Some of the technology world’s old battleships are embracing new opportunities, such as Microsoft Corp and IBM which are transitioning to cloud services. Blockchain technology allows companies conducting business with one another to securely and openly record transactions.

These recorded transactions cannot easily be changed or reversed, and the Blockchain can store considerably more data in comparison with conventional database storage, resulting in more refined analysis and insights. Embedded contracts such as a car lease can be created whereby upon default by the lessee, the virtual-key could be reassigned to a bank.

According to a survey conducted among 400 managers, executives and tech personnel by Juniper Research, approximately six out of ten large companies are considering the use of Blockchain technology. Companies like Visa and Wal-Mart Stores are using or testing the technology in order to speed up payments, streamline supply chains and store more in-depth records.

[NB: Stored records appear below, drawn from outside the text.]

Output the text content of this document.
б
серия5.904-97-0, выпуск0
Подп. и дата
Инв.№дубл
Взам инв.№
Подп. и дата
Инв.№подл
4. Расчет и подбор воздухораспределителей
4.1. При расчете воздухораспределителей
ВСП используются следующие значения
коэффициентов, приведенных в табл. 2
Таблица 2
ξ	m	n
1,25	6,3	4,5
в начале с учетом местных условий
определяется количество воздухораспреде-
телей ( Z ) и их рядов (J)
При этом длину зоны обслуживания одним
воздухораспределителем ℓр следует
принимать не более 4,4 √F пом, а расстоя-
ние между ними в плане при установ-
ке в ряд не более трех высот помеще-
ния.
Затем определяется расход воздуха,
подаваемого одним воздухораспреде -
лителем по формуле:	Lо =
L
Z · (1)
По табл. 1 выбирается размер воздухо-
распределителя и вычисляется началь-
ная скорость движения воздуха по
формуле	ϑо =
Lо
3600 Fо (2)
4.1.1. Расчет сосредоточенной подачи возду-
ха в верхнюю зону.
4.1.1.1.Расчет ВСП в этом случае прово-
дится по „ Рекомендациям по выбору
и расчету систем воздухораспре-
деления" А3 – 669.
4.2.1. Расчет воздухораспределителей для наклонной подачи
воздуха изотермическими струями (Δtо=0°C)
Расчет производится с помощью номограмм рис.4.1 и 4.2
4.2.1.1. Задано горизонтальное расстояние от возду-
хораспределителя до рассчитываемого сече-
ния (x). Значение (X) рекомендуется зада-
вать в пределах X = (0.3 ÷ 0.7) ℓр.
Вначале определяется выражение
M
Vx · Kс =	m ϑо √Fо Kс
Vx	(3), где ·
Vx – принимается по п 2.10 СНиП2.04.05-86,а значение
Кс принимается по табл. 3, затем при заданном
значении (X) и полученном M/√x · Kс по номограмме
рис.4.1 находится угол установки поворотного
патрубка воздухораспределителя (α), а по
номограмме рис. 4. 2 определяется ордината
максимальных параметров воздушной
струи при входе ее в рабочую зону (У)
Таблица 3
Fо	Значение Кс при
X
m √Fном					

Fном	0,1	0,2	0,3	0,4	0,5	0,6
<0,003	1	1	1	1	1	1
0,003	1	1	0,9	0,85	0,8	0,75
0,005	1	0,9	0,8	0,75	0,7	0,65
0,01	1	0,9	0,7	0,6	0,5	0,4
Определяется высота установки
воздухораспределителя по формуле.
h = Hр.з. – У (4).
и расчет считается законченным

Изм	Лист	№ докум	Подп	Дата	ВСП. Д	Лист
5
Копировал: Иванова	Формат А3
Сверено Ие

Amit Zavery, Oracle Cloud Platform’s senior vice President, is of the opinion that besides hiring 3rd parties as far as cloud use is concerned, companies will depend more on storing data in their own databases. He pointed out that in conventional database systems, only a single copy of such data exists for the reference of all the parties. However, due to the way in which blockchain technology is distributed, all associates hold a copy. This will result in the expanding of the requirements for data storage, particularly for businesses which have a high transaction rate.

Blockchain represents an amazing opportunity for companies to create safe and secure global infrastructure. The Oracle Blockchain Cloud-Service announced in October, 2017 will assist customers extending their existing applications with management systems for enterprise resources. In September 2017, their rival SAP SE stated that clients in a supply chain and manufacturing corporations were busy testing their cloud service.

Microsoft’s association with consortium R3 was expanded on November 20, 2017. This will pave the way for financial institutions to establish Blockchains in their Azure cloud.

The CEO of WinterGreen Research, Susan Eustis, stated that the distribution of Blockchain technology will result in increasing sales in servers, cloud services, and databases to an extent of 35%. She said that in a five-year period, over 55% of considerably sized corporations employing over 1,000 staff members will opt to utilize the cloud rather than their own data-centers compared to 17% currently.

The more general adoption of Blockchain technologies by mainstream businesses as well as trailblazers are attempting to carve out new niches where this technology could yield significant results, appears to be closer at hand every day.